Over 20 years, Lisa has built a practice centered on what she calls “sanctuary design”—spaces engineered for physical and mental restoration. She aims to bring the healing energy of nature inside, where private nooks, supple fabrics and echo-muting designs further soften the emotional depletion of the day.
Her client roster spans private residences and public institutions: developers seek her biophilic approach for spec homes, while local arts organizations like Gulfshore Playhouse and The Naples Players commission her to create environments that enhance their programming. But, the impact of her ethos is most evident in her work with nonprofits, like The Shelter for Abused Women & Children, Youth Haven and David Lawrence Centers. She’s currently working with STARability Foundation on their new campus at I-75 and Immokalee Road, a facility that will include classrooms, event space and eventual housing for adults with disabilities.
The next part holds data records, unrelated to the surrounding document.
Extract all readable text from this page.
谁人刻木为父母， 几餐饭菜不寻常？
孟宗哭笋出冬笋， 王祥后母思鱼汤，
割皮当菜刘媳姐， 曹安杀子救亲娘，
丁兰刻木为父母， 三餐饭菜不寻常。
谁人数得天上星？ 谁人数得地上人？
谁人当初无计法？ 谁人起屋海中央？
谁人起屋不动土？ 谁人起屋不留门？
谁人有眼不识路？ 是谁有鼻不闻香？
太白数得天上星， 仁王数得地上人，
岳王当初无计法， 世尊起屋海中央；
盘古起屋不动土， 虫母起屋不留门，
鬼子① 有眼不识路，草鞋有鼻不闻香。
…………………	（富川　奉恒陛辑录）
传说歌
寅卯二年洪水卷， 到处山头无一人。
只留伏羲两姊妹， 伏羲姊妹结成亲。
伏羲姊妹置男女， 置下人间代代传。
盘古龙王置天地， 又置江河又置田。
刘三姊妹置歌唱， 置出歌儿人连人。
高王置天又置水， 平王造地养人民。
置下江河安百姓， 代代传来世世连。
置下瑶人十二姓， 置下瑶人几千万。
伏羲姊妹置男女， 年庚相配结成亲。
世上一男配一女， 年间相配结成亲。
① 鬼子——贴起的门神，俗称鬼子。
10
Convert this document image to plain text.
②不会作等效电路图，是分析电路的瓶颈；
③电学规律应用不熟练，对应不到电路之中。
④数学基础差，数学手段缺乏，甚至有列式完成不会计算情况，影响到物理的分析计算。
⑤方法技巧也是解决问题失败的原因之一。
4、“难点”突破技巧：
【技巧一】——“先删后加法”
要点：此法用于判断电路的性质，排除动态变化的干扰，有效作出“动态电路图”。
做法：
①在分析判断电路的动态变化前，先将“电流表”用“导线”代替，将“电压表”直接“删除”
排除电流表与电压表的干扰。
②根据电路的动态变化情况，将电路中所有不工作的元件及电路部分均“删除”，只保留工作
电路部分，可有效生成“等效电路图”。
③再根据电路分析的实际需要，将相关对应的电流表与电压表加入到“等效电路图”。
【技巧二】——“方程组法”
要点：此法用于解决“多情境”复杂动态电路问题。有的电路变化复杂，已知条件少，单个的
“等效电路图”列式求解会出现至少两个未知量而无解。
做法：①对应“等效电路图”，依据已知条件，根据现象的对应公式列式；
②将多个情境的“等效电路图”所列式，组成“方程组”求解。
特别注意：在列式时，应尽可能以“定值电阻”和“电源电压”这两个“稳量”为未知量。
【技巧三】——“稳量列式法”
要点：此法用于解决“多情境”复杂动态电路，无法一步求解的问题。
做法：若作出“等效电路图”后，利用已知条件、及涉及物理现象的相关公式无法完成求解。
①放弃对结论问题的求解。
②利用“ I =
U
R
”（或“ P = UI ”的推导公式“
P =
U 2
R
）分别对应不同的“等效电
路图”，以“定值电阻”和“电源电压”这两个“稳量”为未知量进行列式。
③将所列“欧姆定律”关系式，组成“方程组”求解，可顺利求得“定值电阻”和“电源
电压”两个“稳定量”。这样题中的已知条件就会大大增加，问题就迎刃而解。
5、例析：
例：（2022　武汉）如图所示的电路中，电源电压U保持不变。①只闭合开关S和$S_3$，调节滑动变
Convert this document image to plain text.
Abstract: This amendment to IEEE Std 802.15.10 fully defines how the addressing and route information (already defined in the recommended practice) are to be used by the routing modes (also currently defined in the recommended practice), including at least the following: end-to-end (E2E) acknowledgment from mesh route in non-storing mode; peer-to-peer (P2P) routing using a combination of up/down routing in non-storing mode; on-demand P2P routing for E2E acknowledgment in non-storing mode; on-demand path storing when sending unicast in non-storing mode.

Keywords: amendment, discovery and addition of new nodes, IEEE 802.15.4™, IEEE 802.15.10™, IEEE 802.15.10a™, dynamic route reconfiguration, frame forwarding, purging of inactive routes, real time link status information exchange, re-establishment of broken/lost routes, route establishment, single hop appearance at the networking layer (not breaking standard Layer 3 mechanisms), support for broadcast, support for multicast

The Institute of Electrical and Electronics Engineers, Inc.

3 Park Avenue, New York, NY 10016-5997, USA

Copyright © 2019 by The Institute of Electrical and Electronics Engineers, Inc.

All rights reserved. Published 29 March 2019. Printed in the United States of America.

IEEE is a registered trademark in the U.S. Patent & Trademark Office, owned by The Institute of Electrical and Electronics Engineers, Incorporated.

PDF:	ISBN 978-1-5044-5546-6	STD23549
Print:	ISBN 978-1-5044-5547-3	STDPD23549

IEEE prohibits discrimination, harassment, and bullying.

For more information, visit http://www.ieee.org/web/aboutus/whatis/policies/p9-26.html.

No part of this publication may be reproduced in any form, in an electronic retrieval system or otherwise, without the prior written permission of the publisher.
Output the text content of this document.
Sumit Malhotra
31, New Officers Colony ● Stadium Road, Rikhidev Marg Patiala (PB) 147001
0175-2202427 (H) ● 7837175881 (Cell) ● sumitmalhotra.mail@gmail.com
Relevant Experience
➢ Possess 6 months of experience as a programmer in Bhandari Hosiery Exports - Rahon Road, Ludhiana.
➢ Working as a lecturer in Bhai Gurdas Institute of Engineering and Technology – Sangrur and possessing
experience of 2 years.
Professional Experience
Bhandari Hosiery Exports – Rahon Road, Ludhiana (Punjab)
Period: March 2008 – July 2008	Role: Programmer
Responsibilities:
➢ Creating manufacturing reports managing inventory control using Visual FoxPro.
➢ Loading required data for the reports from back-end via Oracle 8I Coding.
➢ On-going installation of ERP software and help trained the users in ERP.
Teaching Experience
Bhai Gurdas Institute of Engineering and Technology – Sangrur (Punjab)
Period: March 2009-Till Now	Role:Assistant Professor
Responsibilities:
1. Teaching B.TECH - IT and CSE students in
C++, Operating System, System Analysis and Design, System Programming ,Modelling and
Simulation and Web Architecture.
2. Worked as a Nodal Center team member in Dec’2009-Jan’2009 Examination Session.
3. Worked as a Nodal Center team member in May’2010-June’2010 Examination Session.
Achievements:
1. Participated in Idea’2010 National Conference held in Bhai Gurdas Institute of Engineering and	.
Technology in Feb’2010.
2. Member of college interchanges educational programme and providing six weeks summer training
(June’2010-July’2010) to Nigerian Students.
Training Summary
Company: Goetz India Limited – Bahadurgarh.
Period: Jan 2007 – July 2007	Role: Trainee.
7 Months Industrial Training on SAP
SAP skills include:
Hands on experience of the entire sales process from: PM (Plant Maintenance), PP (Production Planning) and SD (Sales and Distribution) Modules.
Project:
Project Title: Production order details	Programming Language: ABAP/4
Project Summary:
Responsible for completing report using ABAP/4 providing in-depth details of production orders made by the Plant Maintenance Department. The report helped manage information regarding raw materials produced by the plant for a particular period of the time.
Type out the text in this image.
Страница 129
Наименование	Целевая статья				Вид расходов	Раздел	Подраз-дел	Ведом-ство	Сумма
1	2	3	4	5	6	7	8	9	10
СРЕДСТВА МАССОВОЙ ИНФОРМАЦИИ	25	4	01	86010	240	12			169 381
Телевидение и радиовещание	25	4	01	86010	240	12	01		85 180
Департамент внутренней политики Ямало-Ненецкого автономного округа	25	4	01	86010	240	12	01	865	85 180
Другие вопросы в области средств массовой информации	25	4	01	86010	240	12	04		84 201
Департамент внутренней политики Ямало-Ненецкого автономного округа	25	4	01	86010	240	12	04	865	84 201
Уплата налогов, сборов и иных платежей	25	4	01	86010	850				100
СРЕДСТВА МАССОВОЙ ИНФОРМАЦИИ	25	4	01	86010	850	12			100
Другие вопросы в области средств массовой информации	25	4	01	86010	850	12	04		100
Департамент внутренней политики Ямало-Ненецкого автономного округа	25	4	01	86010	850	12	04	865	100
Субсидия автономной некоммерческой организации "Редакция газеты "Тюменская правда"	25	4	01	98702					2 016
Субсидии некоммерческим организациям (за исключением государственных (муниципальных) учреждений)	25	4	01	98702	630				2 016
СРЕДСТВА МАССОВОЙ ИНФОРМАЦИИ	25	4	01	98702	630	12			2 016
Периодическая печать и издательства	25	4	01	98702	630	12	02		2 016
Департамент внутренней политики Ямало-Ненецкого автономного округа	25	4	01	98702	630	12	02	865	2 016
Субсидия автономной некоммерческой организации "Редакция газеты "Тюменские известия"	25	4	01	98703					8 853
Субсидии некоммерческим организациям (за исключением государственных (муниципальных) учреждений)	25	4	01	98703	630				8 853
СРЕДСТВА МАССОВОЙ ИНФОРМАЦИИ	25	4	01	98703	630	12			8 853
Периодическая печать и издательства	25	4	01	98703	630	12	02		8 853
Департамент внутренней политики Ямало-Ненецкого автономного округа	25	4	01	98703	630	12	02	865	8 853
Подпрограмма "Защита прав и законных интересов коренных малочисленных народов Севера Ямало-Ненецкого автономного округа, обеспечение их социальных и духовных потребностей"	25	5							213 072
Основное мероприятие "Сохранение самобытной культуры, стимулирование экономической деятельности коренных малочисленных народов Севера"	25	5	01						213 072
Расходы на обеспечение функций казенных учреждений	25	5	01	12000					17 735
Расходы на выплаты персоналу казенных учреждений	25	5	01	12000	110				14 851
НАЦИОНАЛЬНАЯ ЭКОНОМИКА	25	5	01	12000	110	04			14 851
Lisa’s sanctuary practice began as a necessity before it became a philosophy. Her daughter, Chloe, struggles with autism and oppositional defiant disorder, making their home a daily battleground against sensory overload. About a decade ago, she decided to tap into her day-to-day craft to find solutions at home. Lisa consulted occupational therapists, studied neurodivergent design principles and systematically reconfigured their home environment.
The transformation proved dramatic. Chloe, who had retreated from social interaction, began engaging with her surroundings—and her family—for the first time. “I realized the power of our environments,” Lisa says.
During the COVID-19 shutdowns, as people around the world disappeared into their fortresses, Lisa started thinking about how her discoveries could help others and developed a framework for wellness-centric design.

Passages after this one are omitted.